Zaman zaman gazetelerde okuduk. Valiler buzdolabı dağıttı, dönemin başbakanı ne derse onu yaptı.
Tartışma öyle noktalara geldi ki,
“Bunlar devletin değil, hükümetin valisi” dendi.
Bu tartışmaların yoğun olarak yaşandığı yerlerden biri de İzmir.
Özel idarelerin kapatılmasıyla ortada kalan malları,
Öyle bir dağıttı ki, “adaletin bu mu dünya?” dedik.

Hiçbir eleştiriyi iplemedi valimiz.
Ne biliyorsa onu yaptı.
Muhalefet eleştirdikçe,
O da iktidarın sözcüsü gibi konuştu.

Son bir fotoğraf verdi sayın valimiz.
Önceki gün Selçuk Belediyesi'nde.
AKP'nin artık sıradan milletvekili Binali Yıldırım'ın peşine takılıp gitmiş belli ki.
Özellikle sıradan diyorum, çünkü Binali Yıldırım artık bakan falan değil.
Masanın makam kısmında Binali Yıldırım ile Selçuk Belediye Başkanı oturuyor.
Karşısında ise AKP'liler.
İzmir'in AKP milletvekillerinin yanı sıra il ve ilçe yöneticileri de var.
Tek sırıtan sayın valimiz.

Eğer eski “bakandır, hürmet bu yüzden” derseniz,
“İzmir'de o kadar çok eski bakan var, hangi biriyle gitmiş bu güne kadar?” derim.
Ben sayın valimizi eski Ulaştırma Bakanı MHP'li Oktay Vural'ın yanında hiç görmedim.
Ya da eski Sanayi Bakanı MHP'li Ahmet Kenan Tanrıkulu'nun yanında da...
“Ne olacak milletvekilinin yanında gitmiş” derseniz,
O zaman da “İzmir'in CHP'li vekilleri harıl harıl geziyor. Bir kez bile yanlarında görmedim” derim.
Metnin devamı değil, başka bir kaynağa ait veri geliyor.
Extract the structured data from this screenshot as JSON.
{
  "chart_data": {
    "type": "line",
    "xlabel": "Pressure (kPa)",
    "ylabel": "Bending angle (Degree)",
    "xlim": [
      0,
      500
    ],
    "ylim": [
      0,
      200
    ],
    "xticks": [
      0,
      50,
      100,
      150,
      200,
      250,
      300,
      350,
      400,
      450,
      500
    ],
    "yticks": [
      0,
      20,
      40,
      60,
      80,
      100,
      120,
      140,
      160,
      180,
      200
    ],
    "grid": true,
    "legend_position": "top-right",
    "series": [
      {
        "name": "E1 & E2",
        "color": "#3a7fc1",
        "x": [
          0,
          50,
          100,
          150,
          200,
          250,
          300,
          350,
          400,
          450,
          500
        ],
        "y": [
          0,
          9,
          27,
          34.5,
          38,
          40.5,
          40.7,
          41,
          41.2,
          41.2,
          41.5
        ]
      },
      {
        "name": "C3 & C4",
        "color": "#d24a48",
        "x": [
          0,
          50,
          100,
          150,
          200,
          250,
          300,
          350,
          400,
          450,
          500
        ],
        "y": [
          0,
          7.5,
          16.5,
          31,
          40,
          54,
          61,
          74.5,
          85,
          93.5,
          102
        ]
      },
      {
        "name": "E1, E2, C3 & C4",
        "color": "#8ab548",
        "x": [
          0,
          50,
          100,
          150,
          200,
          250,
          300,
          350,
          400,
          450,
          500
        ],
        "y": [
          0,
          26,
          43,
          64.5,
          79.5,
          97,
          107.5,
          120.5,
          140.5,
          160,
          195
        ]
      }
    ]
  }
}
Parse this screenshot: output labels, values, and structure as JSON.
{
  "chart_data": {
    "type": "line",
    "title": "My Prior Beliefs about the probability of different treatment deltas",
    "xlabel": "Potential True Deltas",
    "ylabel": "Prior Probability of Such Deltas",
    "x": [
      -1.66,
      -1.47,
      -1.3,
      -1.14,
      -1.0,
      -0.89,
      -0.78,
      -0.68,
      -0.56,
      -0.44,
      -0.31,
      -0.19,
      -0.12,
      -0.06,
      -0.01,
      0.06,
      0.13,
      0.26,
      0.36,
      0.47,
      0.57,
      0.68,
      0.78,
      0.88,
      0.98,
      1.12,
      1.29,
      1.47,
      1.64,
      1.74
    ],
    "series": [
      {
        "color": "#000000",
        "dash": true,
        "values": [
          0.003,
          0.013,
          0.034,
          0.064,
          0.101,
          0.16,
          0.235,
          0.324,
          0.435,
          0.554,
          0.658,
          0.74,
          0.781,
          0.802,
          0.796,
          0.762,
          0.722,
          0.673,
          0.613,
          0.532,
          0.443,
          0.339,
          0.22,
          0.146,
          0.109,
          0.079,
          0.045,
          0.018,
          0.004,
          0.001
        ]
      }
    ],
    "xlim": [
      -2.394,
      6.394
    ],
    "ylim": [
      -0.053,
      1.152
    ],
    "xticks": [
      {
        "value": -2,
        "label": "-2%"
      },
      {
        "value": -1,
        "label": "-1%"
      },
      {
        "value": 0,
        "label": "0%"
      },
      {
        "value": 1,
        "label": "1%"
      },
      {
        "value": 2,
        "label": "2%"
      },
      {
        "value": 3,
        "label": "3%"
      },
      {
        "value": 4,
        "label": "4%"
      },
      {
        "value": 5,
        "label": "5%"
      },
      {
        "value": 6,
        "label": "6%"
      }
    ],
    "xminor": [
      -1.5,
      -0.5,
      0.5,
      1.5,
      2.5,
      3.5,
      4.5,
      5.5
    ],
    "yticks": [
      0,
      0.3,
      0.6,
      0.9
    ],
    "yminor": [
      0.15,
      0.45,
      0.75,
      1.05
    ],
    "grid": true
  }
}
Devletin Valisi sıfatı yerine, hükümetin valisi sıfatı taşımak zor iş.
Her emredilene “başüstüne” demek de...
O zaman dönelim şöyle geriye.
Takvimler 7 Ocak 2014'ü göstersin.
İzmir Liman Operasyonu yapılacağı gece,
Binali Yıldırım'a “bacanağına dokunulacağını” kim söyledi?
Yıldırım, bulunduğu yerdekilerden birinin telefonuyla kime “kaç” dedi?
Gelin bunların yanıtlarını arayalım.

CHP'lisi, MHP'lisi İzmirlilerin oyuyla seçilmedi mi acaba, sayın valimiz sadece AKP'li eski bakanın peşinde dolanıp duruyor.
Şimdi bir açıklama gelir.
“Sayın valimizin programı o civardaydı, bir raslantı sonucu devlet terbiyesinin gereğini” yapmıştır diye.
Biz de inanırız.
Zaten her söylenene inanmaktan değil mi başımıza gelenler?

Bu nasıl bir devlet ki,
Valisi hükümet komiseri gibi çalışır?
Trafiğin en sıkışık olduğu saatlerde ortalıkta tek bir trafik polisi göremezsiniz ama iş eski bakana gelince yollar kapatılır, kapalılar açılır.
“Kapatın bu dosyaları” diyerek emirler yağdırılır...
Tamam burayı Gavur İzmir diye bellediniz onu anladık da,
Karar verseniz...
Siz kimin valisisiniz?
Acaba,
Kışın yediğiniz boyozların,
Yazın sizi tırmalamayacağını mı sanırsınız?